To the Virgins, to Make Much of Time by Robert Herrick
All young virgins should without delay
Give it up with the thought ‘Seize the day!’
For life’s the most pleasant
When you’re adolescent
Once that’s gone then there’s only decay
“The Tide Rises, the Tide Falls” by H. W. Longfellow
The tide rises and the tide falls,
As darkness settles on the walls;
The morning breaks,
The traveler wakes-
But the sea, in darkness, still calls.
The Wandering Wavering Wayfarer
Perceiving the pathway to truth
Is akin to one’s eye or one’s tooth
Perception be damned
If it’s borrowed or rammed
Down the throats and the minds of our youth.

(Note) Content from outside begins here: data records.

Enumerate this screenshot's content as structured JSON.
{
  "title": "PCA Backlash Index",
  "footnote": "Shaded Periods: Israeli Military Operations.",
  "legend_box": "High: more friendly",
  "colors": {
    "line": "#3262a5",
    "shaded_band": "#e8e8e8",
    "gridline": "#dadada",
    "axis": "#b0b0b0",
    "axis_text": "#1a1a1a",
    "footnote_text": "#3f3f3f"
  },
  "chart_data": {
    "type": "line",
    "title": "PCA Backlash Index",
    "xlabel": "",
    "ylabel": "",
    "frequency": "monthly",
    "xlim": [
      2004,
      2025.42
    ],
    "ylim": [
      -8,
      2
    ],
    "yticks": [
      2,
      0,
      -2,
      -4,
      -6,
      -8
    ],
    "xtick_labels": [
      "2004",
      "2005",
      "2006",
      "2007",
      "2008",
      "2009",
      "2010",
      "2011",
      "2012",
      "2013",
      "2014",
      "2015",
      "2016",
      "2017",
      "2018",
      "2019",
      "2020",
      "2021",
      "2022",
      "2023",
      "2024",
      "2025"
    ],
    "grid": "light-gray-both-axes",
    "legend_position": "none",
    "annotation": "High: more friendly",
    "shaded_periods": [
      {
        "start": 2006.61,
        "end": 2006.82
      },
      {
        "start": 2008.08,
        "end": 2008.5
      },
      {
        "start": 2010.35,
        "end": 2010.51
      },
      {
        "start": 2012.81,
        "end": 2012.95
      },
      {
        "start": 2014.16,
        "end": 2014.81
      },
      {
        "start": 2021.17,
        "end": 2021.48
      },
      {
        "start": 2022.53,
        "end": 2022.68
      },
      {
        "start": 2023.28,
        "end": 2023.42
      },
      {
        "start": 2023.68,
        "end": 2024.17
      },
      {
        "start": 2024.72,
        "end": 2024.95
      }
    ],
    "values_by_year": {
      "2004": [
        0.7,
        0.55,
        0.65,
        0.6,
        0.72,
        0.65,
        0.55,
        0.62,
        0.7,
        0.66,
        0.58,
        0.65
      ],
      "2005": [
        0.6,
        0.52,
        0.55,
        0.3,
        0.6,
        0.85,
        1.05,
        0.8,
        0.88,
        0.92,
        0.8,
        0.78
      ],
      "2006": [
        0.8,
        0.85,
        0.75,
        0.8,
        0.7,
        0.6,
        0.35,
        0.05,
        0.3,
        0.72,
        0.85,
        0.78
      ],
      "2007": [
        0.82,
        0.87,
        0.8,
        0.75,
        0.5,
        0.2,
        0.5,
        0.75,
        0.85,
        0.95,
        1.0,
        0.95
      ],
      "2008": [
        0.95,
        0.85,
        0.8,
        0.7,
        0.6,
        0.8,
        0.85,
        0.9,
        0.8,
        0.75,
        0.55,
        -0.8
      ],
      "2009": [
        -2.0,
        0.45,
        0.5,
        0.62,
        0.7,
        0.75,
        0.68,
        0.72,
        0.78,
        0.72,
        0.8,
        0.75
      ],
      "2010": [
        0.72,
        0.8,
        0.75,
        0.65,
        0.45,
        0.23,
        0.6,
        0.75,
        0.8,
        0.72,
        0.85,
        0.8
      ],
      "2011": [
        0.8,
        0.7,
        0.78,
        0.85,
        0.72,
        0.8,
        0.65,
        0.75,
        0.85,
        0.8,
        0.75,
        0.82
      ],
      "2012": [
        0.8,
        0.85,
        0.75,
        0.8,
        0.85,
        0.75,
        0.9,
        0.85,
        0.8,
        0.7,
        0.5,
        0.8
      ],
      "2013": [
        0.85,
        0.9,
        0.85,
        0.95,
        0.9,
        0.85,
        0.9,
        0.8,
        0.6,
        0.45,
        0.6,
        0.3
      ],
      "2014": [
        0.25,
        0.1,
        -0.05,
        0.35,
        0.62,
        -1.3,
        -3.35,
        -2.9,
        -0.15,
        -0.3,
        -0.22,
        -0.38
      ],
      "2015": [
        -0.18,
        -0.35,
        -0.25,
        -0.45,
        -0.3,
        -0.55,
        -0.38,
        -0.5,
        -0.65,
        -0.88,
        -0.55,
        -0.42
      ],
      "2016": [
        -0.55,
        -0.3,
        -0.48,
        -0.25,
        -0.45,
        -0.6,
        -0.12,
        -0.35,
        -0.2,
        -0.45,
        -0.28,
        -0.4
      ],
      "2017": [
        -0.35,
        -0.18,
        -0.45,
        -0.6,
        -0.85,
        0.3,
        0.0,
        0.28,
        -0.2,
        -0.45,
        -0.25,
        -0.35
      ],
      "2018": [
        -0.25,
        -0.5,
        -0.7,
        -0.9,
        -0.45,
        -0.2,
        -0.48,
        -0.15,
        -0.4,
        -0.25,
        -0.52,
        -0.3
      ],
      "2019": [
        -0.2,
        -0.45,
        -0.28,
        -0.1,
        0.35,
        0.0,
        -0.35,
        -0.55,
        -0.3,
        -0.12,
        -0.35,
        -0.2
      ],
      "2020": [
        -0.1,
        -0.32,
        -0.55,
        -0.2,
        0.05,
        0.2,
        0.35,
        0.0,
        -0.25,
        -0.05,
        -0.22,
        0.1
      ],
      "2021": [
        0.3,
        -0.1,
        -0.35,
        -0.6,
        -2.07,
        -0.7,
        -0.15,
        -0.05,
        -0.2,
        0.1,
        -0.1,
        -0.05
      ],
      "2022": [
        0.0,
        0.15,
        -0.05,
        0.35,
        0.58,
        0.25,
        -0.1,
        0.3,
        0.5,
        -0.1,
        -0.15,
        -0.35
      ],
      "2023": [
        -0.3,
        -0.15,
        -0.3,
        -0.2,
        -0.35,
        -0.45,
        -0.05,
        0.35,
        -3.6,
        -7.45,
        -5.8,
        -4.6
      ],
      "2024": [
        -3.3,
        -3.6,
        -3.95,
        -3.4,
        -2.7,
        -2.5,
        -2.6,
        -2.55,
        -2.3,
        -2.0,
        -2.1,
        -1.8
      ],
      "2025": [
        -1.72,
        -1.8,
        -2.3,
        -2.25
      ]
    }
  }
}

Nature’s first green is gold
‘Tis a glorious sight to behold
And we’d sing and we’d dance
And only boys wore the pants
I can’t BELIEVE this crap ever sold!
To Lucasta, Going to the Wars by Richard Lovelace:
I’m sorry for going to war,
Not being with you anymore;
But I couldn’t love you
As much as I do
If I didn’t love honor more!
The Tay Bridge Disaster
By William Topaz McGonagall
How we cheered as our train steamed away,
Pounding over the silvery Tay,
Racing swift as a hart,
Till the bridge fell apart
And that totally ruined our day.
Catullus – 5
Oh, give me a thousand sweet kisses
So I’ll understand what true bliss is.
And more thousands until
We’re so wrapped in our will,
I forget you are somebody’s missus.
e.e. cummings – “first robin the”
i see the first robin of this spring
to no one else says he a damned thing
i’m trying to type
what some may call tripe
with all of my majuscules missing!
The Road Not Taken (Frost)
I begged I was mistaken
And late but was not faking
I blame, I guess,
My GPS
I missed the road not taken
I’ll Twine ‘Mid the Ringlets
by the mysterious “Maud Irving”
I’ll twine my black ringlets of hair
With pale blooms, a warning, beware
He’ll rue the dark hour
With the frail wildwood flower
When betrayal’s revenge shall not spare
“We Are Seven” by William Wordsworth
An eight-year-old took it as given
That a brother and sister in Heaven
And four still alive
With herself who made five
Were why she could say, “We are seven!”